All fear of the hawk is passed, and the lizards come out into the light again. Presently one leaves the rails, runs over my foot, and dashes by short stages into the field. He is after a nest of ants, or is chasing a long-legged spider. It is worth while to follow them when they take to the fields, for they may let you into a secret, as they once did me.
About a hundred feet into the melon-patch stands an old and very terrible scarecrow. It is quite without terrors for the swifts, however. Around this monster's feet the soil is bare and open to the sun. One day I discovered a lizard making her way thither, and I followed. She did not stop for ants or spiders, but whisked under the vines and hastened on as if bound on some urgent business. And so she was.
When she reached the warm, open sand at the scarecrow's feet, she dug out a little hollow, and, to my utter amazement, deposited therein seven tough, yellowish, pea-like eggs, covered them with sand, and raced back to the rail-pile. That was all. Her maternal duties were done, her cares over. She had been a faithful mother to the last degree,—even to the covering up of her eggs,—and now she left them to the kindly skies. About the middle of July they hatched, and, in finding their way to the rail-pile, they stopped at the first mound on the road, and began life in earnest upon a fiery dinner of red ants.
It looks as if nature were partial in the care she takes of her children. How long she bothers and fusses over us, for instance, and how, without one touch of parental care or interest, she tosses the lizard out, even before he is hatched, to shift for himself. If, however, we could eat red ants the day we are born and thrive on them, I suppose that our mothers, too, without much concern, might let us run.

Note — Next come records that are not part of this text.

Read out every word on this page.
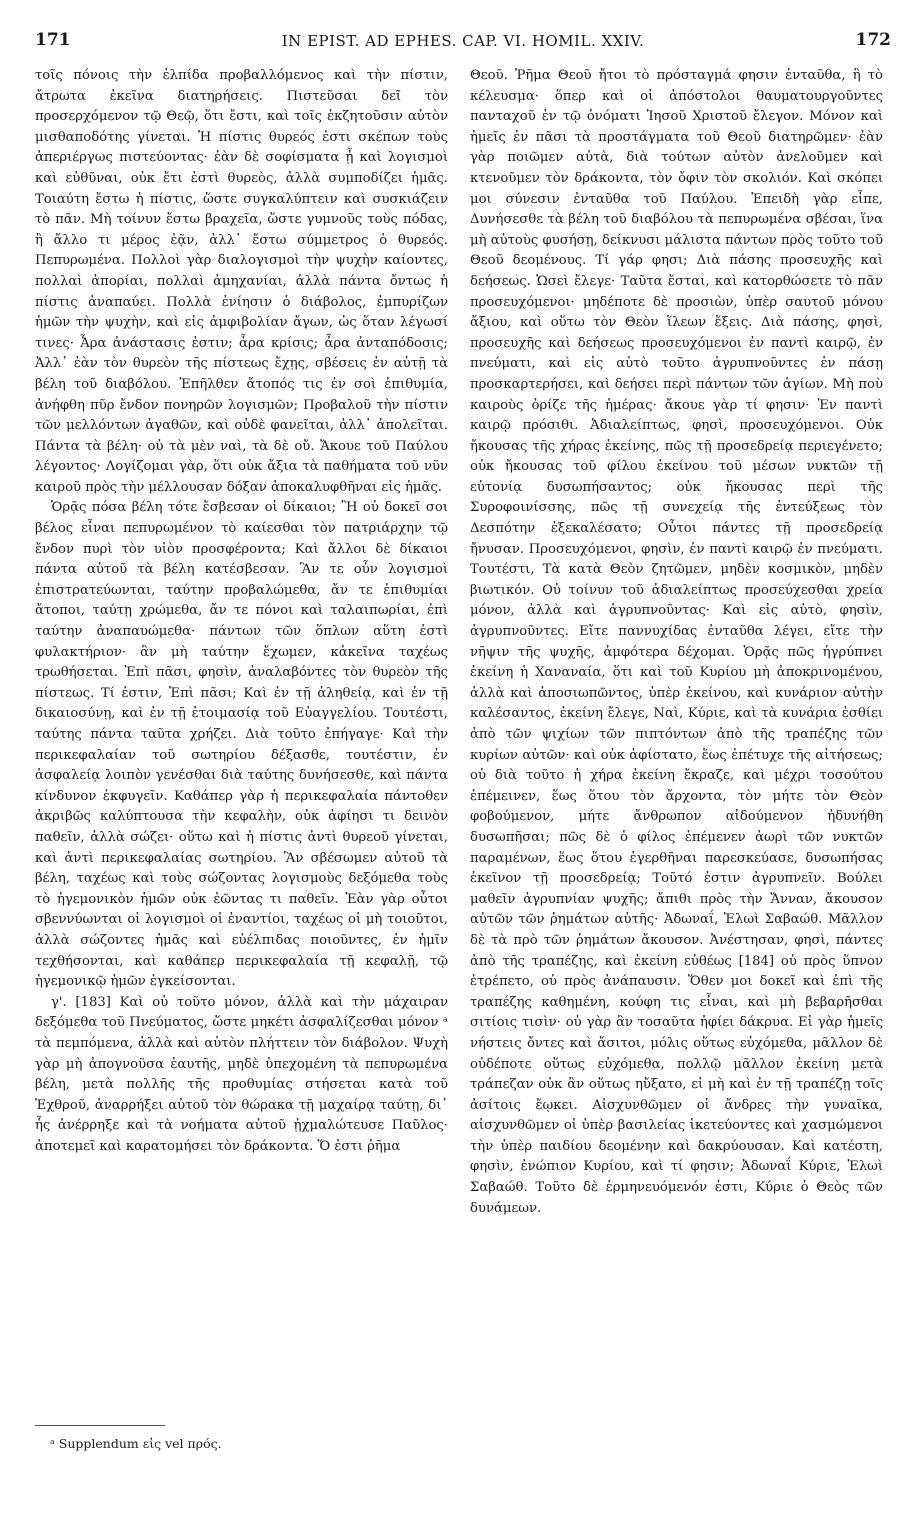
171	IN EPIST. AD EPHES. CAP. VI. HOMIL. XXIV.	172

τοῖς πόνοις τὴν ἐλπίδα προβαλλόμενος καὶ τὴν πίστιν, ἄτρωτα ἐκεῖνα διατηρήσεις. Πιστεῦσαι δεῖ τὸν προσερχόμενον τῷ Θεῷ, ὅτι ἔστι, καὶ τοῖς ἐκζητοῦσιν αὐτὸν μισθαποδότης γίνεται. Ἡ πίστις θυρεός ἐστι σκέπων τοὺς ἀπεριέργως πιστεύοντας· ἐὰν δὲ σοφίσματα ᾖ καὶ λογισμοὶ καὶ εὐθῦναι, οὐκ ἔτι ἐστὶ θυρεὸς, ἀλλὰ συμποδίζει ἡμᾶς. Τοιαύτη ἔστω ἡ πίστις, ὥστε συγκαλύπτειν καὶ συσκιάζειν τὸ πᾶν. Μὴ τοίνυν ἔστω βραχεῖα, ὥστε γυμνοῦς τοὺς πόδας, ἢ ἄλλο τι μέρος ἐᾷν, ἀλλ᾽ ἔστω σύμμετρος ὁ θυρεός. Πεπυρωμένα. Πολλοὶ γὰρ διαλογισμοὶ τὴν ψυχὴν καίοντες, πολλαὶ ἀπορίαι, πολλαὶ ἀμηχανίαι, ἀλλὰ πάντα ὄντως ἡ πίστις ἀναπαύει. Πολλὰ ἐνίησιν ὁ διάβολος, ἐμπυρίζων ἡμῶν τὴν ψυχὴν, καὶ εἰς ἀμφιβολίαν ἄγων, ὡς ὅταν λέγωσί τινες· Ἆρα ἀνάστασις ἐστιν; ἆρα κρίσις; ἆρα ἀνταπόδοσις; Ἀλλ᾽ ἐὰν τὸν θυρεὸν τῆς πίστεως ἔχῃς, σβέσεις ἐν αὐτῇ τὰ βέλη τοῦ διαβόλου. Ἐπῆλθεν ἄτοπός τις ἐν σοὶ ἐπιθυμία, ἀνήφθη πῦρ ἔνδον πονηρῶν λογισμῶν; Προβαλοῦ τὴν πίστιν τῶν μελλόντων ἀγαθῶν, καὶ οὐδὲ φανεῖται, ἀλλ᾽ ἀπολεῖται. Πάντα τὰ βέλη· οὐ τὰ μὲν ναὶ, τὰ δὲ οὔ. Ἄκουε τοῦ Παύλου λέγοντος· Λογίζομαι γὰρ, ὅτι οὐκ ἄξια τὰ παθήματα τοῦ νῦν καιροῦ πρὸς τὴν μέλλουσαν δόξαν ἀποκαλυφθῆναι εἰς ἡμᾶς.

Ὁρᾷς πόσα βέλη τότε ἔσβεσαν οἱ δίκαιοι; Ἢ οὐ δοκεῖ σοι βέλος εἶναι πεπυρωμένον τὸ καίεσθαι τὸν πατριάρχην τῷ ἔνδον πυρὶ τὸν υἱὸν προσφέροντα; Καὶ ἄλλοι δὲ δίκαιοι πάντα αὐτοῦ τὰ βέλη κατέσβεσαν. Ἂν τε οὖν λογισμοὶ ἐπιστρατεύωνται, ταύτην προβαλώμεθα, ἄν τε ἐπιθυμίαι ἄτοποι, ταύτῃ χρώμεθα, ἄν τε πόνοι καὶ ταλαιπωρίαι, ἐπὶ ταύτην ἀναπαυώμεθα· πάντων τῶν ὅπλων αὕτη ἐστὶ φυλακτήριον· ἂν μὴ ταύτην ἔχωμεν, κἀκεῖνα ταχέως τρωθήσεται. Ἐπὶ πᾶσι, φησὶν, ἀναλαβόντες τὸν θυρεὸν τῆς πίστεως. Τί ἐστιν, Ἐπὶ πᾶσι; Καὶ ἐν τῇ ἀληθείᾳ, καὶ ἐν τῇ δικαιοσύνῃ, καὶ ἐν τῇ ἑτοιμασίᾳ τοῦ Εὐαγγελίου. Τουτέστι, ταύτης πάντα ταῦτα χρήζει. Διὰ τοῦτο ἐπήγαγε· Καὶ τὴν περικεφαλαίαν τοῦ σωτηρίου δέξασθε, τουτέστιν, ἐν ἀσφαλείᾳ λοιπὸν γενέσθαι διὰ ταύτης δυνήσεσθε, καὶ πάντα κίνδυνον ἐκφυγεῖν. Καθάπερ γὰρ ἡ περικεφαλαία πάντοθεν ἀκριβῶς καλύπτουσα τὴν κεφαλὴν, οὐκ ἀφίησι τι δεινὸν παθεῖν, ἀλλὰ σώζει· οὕτω καὶ ἡ πίστις ἀντὶ θυρεοῦ γίνεται, καὶ ἀντὶ περικεφαλαίας σωτηρίου. Ἂν σβέσωμεν αὐτοῦ τὰ βέλη, ταχέως καὶ τοὺς σώζοντας λογισμοὺς δεξόμεθα τοὺς τὸ ἡγεμονικὸν ἡμῶν οὐκ ἐῶντας τι παθεῖν. Ἐὰν γὰρ οὗτοι σβεννύωνται οἱ λογισμοὶ οἱ ἐναντίοι, ταχέως οἱ μὴ τοιοῦτοι, ἀλλὰ σώζοντες ἡμᾶς καὶ εὐέλπιδας ποιοῦντες, ἐν ἡμῖν τεχθήσονται, καὶ καθάπερ περικεφαλαία τῇ κεφαλῇ, τῷ ἡγεμονικῷ ἡμῶν ἐγκείσονται.

γ'. [183] Καὶ οὐ τοῦτο μόνον, ἀλλὰ καὶ τὴν μάχαιραν δεξόμεθα τοῦ Πνεύματος, ὥστε μηκέτι ἀσφαλίζεσθαι μόνον ᵃ τὰ πεμπόμενα, ἀλλὰ καὶ αὐτὸν πλήττειν τὸν διάβολον. Ψυχὴ γὰρ μὴ ἀπογνοῦσα ἑαυτῆς, μηδὲ ὑπεχομένη τὰ πεπυρωμένα βέλη, μετὰ πολλῆς τῆς προθυμίας στήσεται κατὰ τοῦ Ἐχθροῦ, ἀναρρήξει αὐτοῦ τὸν θώρακα τῇ μαχαίρᾳ ταύτῃ, δι᾽ ἧς ἀνέρρηξε καὶ τὰ νοήματα αὐτοῦ ᾐχμαλώτευσε Παῦλος· ἀποτεμεῖ καὶ καρατομήσει τὸν δράκοντα. Ὅ ἐστι ῥῆμα

Θεοῦ. Ῥῆμα Θεοῦ ἤτοι τὸ πρόσταγμά φησιν ἐνταῦθα, ἢ τὸ κέλευσμα· ὅπερ καὶ οἱ ἀπόστολοι θαυματουργοῦντες πανταχοῦ ἐν τῷ ὀνόματι Ἰησοῦ Χριστοῦ ἔλεγον. Μόνον καὶ ἡμεῖς ἐν πᾶσι τὰ προστάγματα τοῦ Θεοῦ διατηρῶμεν· ἐὰν γὰρ ποιῶμεν αὐτὰ, διὰ τούτων αὐτὸν ἀνελοῦμεν καὶ κτενοῦμεν τὸν δράκοντα, τὸν ὄφιν τὸν σκολιόν. Καὶ σκόπει μοι σύνεσιν ἐνταῦθα τοῦ Παύλου. Ἐπειδὴ γὰρ εἶπε, Δυνήσεσθε τὰ βέλη τοῦ διαβόλου τὰ πεπυρωμένα σβέσαι, ἵνα μὴ αὐτοὺς φυσήσῃ, δείκνυσι μάλιστα πάντων πρὸς τοῦτο τοῦ Θεοῦ δεομένους. Τί γάρ φησι; Διὰ πάσης προσευχῆς καὶ δεήσεως. Ὡσεὶ ἔλεγε· Ταῦτα ἔσται, καὶ κατορθώσετε τὸ πᾶν προσευχόμενοι· μηδέποτε δὲ προσιὼν, ὑπὲρ σαυτοῦ μόνου ἄξιου, καὶ οὕτω τὸν Θεὸν ἵλεων ἕξεις. Διὰ πάσης, φησὶ, προσευχῆς καὶ δεήσεως προσευχόμενοι ἐν παντὶ καιρῷ, ἐν πνεύματι, καὶ εἰς αὐτὸ τοῦτο ἀγρυπνοῦντες ἐν πάσῃ προσκαρτερήσει, καὶ δεήσει περὶ πάντων τῶν ἁγίων. Μὴ ποὺ καιροὺς ὁρίζε τῆς ἡμέρας· ἄκουε γὰρ τί φησιν· Ἐν παντὶ καιρῷ πρόσιθι. Ἀδιαλείπτως, φησὶ, προσευχόμενοι. Οὐκ ἤκουσας τῆς χήρας ἐκείνης, πῶς τῇ προσεδρείᾳ περιεγένετο; οὐκ ἤκουσας τοῦ φίλου ἐκείνου τοῦ μέσων νυκτῶν τῇ εὐτονίᾳ δυσωπήσαντος; οὐκ ἤκουσας περὶ τῆς Συροφοινίσσης, πῶς τῇ συνεχείᾳ τῆς ἐντεύξεως τὸν Δεσπότην ἐξεκαλέσατο; Οὗτοι πάντες τῇ προσεδρείᾳ ἤνυσαν. Προσευχόμενοι, φησὶν, ἐν παντὶ καιρῷ ἐν πνεύματι. Τουτέστι, Τὰ κατὰ Θεὸν ζητῶμεν, μηδὲν κοσμικὸν, μηδὲν βιωτικόν. Οὐ τοίνυν τοῦ ἀδιαλείπτως προσεύχεσθαι χρεία μόνον, ἀλλὰ καὶ ἀγρυπνοῦντας· Καὶ εἰς αὐτὸ, φησὶν, ἀγρυπνοῦντες. Εἴτε παννυχίδας ἐνταῦθα λέγει, εἴτε τὴν νῆψιν τῆς ψυχῆς, ἀμφότερα δέχομαι. Ὁρᾷς πῶς ἠγρύπνει ἐκείνη ἡ Χαναναία, ὅτι καὶ τοῦ Κυρίου μὴ ἀποκρινομένου, ἀλλὰ καὶ ἀποσιωπῶντος, ὑπὲρ ἐκείνου, καὶ κυνάριον αὐτὴν καλέσαντος, ἐκείνη ἔλεγε, Ναὶ, Κύριε, καὶ τὰ κυνάρια ἐσθίει ἀπὸ τῶν ψιχίων τῶν πιπτόντων ἀπὸ τῆς τραπέζης τῶν κυρίων αὐτῶν· καὶ οὐκ ἀφίστατο, ἕως ἐπέτυχε τῆς αἰτήσεως; οὐ διὰ τοῦτο ἡ χήρα ἐκείνη ἔκραζε, καὶ μέχρι τοσούτου ἐπέμεινεν, ἕως ὅτου τὸν ἄρχοντα, τὸν μήτε τὸν Θεὸν φοβούμενον, μήτε ἄνθρωπον αἰδούμενον ἠδυνήθη δυσωπῆσαι; πῶς δὲ ὁ φίλος ἐπέμενεν ἀωρὶ τῶν νυκτῶν παραμένων, ἕως ὅτου ἐγερθῆναι παρεσκεύασε, δυσωπήσας ἐκεῖνον τῇ προσεδρείᾳ; Τοῦτό ἐστιν ἀγρυπνεῖν. Βούλει μαθεῖν ἀγρυπνίαν ψυχῆς; ἄπιθι πρὸς τὴν Ἄνναν, ἄκουσον αὐτῶν τῶν ῥημάτων αὐτῆς· Ἀδωναΐ, Ἐλωὶ Σαβαώθ. Μᾶλλον δὲ τὰ πρὸ τῶν ῥημάτων ἄκουσον. Ἀνέστησαν, φησὶ, πάντες ἀπὸ τῆς τραπέζης, καὶ ἐκείνη εὐθέως [184] οὐ πρὸς ὕπνον ἐτρέπετο, οὐ πρὸς ἀνάπαυσιν. Ὅθεν μοι δοκεῖ καὶ ἐπὶ τῆς τραπέζης καθημένη, κούφη τις εἶναι, καὶ μὴ βεβαρῆσθαι σιτίοις τισὶν· οὐ γὰρ ἂν τοσαῦτα ἠφίει δάκρυα. Εἰ γὰρ ἡμεῖς νήστεις ὄντες καὶ ἄσιτοι, μόλις οὕτως εὐχόμεθα, μᾶλλον δὲ οὐδέποτε οὕτως εὐχόμεθα, πολλῷ μᾶλλον ἐκείνη μετὰ τράπεζαν οὐκ ἂν οὕτως ηὔξατο, εἰ μὴ καὶ ἐν τῇ τραπέζῃ τοῖς ἀσίτοις ἔῳκει. Αἰσχυνθῶμεν οἱ ἄνδρες τὴν γυναῖκα, αἰσχυνθῶμεν οἱ ὑπὲρ βασιλείας ἱκετεύοντες καὶ χασμώμενοι τὴν ὑπὲρ παιδίου δεομένην καὶ δακρύουσαν. Καὶ κατέστη, φησὶν, ἐνώπιον Κυρίου, καὶ τί φησιν; Ἀδωναΐ Κύριε, Ἐλωὶ Σαβαώθ. Τοῦτο δὲ ἑρμηνευόμενόν ἐστι, Κύριε ὁ Θεὸς τῶν δυνάμεων.

ᵃ Supplendum εἰς vel πρός.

The day-old babies join their elders upon the rails, and are received with great good humor—with pleasure, indeed; for the old ones seem to enjoy the play of the youngsters, and allow them to climb over their backs and claw and scratch them without remonstrance. The swifts are gentle, peaceable, and sweet-tempered. They rarely fight among themselves. The only time that I ever found one out of humor was when she was anxiously hunting for a place in which to leave her eggs. The trouble of it all made her cross, and as I picked her up she tried to bite me. And I ought to have been bitten.